The deeper forces at work are increasingly perilous. Still reasonably high employment levels mask long term weakening employment and growing worklessness and under-employment. Pressures are increasing and, unchecked, condemn Britain to a two-tier employment economy, with declining levels of employment, comparative pay and quality of work as its capabilities and productivity are overtaken by others. Government policy has so far compounded rather than come to grips with the problems.

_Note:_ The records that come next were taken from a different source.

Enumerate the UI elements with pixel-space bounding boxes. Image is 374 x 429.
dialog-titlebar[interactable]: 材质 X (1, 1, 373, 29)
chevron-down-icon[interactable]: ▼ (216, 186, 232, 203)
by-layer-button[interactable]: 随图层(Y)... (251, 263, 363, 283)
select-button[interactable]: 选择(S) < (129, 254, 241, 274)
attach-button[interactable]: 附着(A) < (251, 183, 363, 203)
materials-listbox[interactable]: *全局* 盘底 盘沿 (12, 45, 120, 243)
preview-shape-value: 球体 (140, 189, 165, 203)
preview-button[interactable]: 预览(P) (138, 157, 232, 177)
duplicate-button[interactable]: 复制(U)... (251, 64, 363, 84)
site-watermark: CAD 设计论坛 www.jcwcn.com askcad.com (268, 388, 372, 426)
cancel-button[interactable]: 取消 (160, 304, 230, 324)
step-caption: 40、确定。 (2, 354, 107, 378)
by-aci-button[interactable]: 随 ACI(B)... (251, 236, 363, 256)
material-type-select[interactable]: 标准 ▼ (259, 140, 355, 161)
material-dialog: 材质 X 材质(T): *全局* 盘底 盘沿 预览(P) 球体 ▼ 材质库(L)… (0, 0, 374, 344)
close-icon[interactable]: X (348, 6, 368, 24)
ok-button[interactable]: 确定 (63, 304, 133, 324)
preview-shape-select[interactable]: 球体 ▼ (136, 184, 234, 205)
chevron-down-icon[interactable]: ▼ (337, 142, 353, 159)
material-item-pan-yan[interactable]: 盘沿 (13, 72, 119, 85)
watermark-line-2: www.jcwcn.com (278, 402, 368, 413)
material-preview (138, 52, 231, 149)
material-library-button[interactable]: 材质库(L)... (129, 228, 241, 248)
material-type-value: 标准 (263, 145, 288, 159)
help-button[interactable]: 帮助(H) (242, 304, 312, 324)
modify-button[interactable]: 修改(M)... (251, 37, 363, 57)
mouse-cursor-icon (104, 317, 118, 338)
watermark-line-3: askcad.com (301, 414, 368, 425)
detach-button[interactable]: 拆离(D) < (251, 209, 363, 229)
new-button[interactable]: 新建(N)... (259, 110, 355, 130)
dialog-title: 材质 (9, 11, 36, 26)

Sustaining high levels of quality employment is now Britain’s greatest challenge; the bedrock and raison d’être of all else economically. Essential cornerstones are:

  • The enabled and enabling economy – private and public sectors working in partnership and more effectively to sustain and continuously evolve sufficient breadth and depth of economic capabilities.
  • Economic development, investment and employment strategy – a clear strategic framework together with resources and delivery on the ground.
  • Substantial reduction in employment taxes – mitigating economically pernicious impositions.
  • Work development and skills alignment – joined-up policies linking skills development, work development and in-work capabilities enhancement.

These would be paid for by increased taxes on a combination of unearned income, company profits, capital gains, financial transactions or wealth/property as well as reprioritising public expenditure. Seeing behind the headlines to what’s really going on with employment in Britain is a start.